До Анастасии дошёл смысл происходящего. Голова её отчаянно закружилась. «Господи, — прошептала она по-гречески. — Если Ты спасёшь его, я останусь верной женой Ярополку до конца моих дней!»

Кубик блеснул на солнце. Застучал гранями по блюду.

— Шесть! — крикнул Святослав.

— Шесть! — возликовала толпа.

Жеривол покачнулся. У Анастасии потемнело в глазах. Где-то рядом заиграла ритуальная музыка. Милонега тут же раздели донага, облачили в яркую пурпурную мантию, а на голову надели венок из красных цветов. Святослав подошёл к быку, лежащему на специальной площадке, — ноги несчастного животного были связаны; красный испуганный глаз посмотрел на князя. Князь полоснул мечом по горлу быка. Хлынувшая кровь моментально наполнила приготовленный для этого таз. Кровью Святослав вымазал себе руки и лицо, передал тазик Жериволу, тот проделал то же самое. Пальцы его заметно дрожали. Он, приблизившись к Милонегу, поднял на сына полные слёз глаза.

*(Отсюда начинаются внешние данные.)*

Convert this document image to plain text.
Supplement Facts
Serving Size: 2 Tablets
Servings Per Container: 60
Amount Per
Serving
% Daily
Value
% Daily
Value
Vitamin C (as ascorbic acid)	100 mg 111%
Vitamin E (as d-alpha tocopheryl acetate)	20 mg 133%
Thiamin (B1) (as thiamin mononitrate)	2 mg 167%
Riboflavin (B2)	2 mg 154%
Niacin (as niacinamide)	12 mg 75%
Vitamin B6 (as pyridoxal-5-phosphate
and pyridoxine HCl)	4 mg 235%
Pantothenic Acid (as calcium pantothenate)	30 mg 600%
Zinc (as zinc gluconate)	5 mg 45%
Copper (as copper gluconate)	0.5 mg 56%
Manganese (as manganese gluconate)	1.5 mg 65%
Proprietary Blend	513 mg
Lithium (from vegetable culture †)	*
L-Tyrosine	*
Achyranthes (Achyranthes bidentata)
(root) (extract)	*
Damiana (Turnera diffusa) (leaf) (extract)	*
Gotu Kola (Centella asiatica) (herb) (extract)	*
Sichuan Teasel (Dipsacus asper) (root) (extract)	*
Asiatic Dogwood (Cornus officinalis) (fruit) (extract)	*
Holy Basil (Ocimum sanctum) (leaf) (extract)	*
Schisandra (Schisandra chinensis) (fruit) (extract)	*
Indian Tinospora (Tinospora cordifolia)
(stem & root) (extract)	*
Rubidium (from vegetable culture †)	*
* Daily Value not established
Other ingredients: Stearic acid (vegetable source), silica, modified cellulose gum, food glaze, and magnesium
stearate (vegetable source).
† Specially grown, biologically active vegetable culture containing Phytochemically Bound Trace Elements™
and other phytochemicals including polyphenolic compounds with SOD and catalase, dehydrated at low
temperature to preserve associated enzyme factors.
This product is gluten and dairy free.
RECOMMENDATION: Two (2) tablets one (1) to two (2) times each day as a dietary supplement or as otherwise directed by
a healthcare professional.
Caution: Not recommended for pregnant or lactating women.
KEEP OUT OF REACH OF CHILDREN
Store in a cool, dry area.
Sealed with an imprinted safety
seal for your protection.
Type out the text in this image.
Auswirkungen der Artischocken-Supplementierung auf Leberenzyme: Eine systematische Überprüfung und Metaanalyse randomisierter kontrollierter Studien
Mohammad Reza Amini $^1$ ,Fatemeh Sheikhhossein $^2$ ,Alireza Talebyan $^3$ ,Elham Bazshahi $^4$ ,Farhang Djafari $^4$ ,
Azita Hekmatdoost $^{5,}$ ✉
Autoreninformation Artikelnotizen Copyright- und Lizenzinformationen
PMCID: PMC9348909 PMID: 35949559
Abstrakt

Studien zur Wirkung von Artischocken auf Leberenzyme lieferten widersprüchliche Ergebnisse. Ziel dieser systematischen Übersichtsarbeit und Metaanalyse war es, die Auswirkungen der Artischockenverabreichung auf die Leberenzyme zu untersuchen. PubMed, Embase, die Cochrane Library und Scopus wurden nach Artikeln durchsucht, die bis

— Бедный мой сыночек, — произнёс отец.

— Отче, ничего. Главное, ты держись. Я уж как-нибудь.

— Глупый, глупый мальчик, — волхв зачерпнул кровь из тазика и любовно провёл рукой по щеке Милонега. — Жаль, что ты уже не поймёшь: беды наши временны; то, что гнетёт тебя, завтра кончится. Знаю, вижу: любишь эту девочку. Но любовь прошла бы. Встретил бы другую, тоже славную... — Он провёл рукой по другой щеке сына.

— Отче, нет. Я ведь тоже ворожить умею чуть-чуть. Настенька — моя единственная любовь.

— Этого никто знать не может. Даже ворожеи...

— Не хворай. Будь всегда здоров...

— Сыночка, прощай!..

Милонега подвели к лодке, по бортам увитой толстыми гирляндами. Положили в неё бычью голову, много всякой снеди, дорогую утварь. Посадили юношу, руки и ноги привязали к скамьям. И толкнули в воду.

Лодка поплыла — дальше, дальше от берега. Люди шли за ней, танцевали, пели и благодарили богов.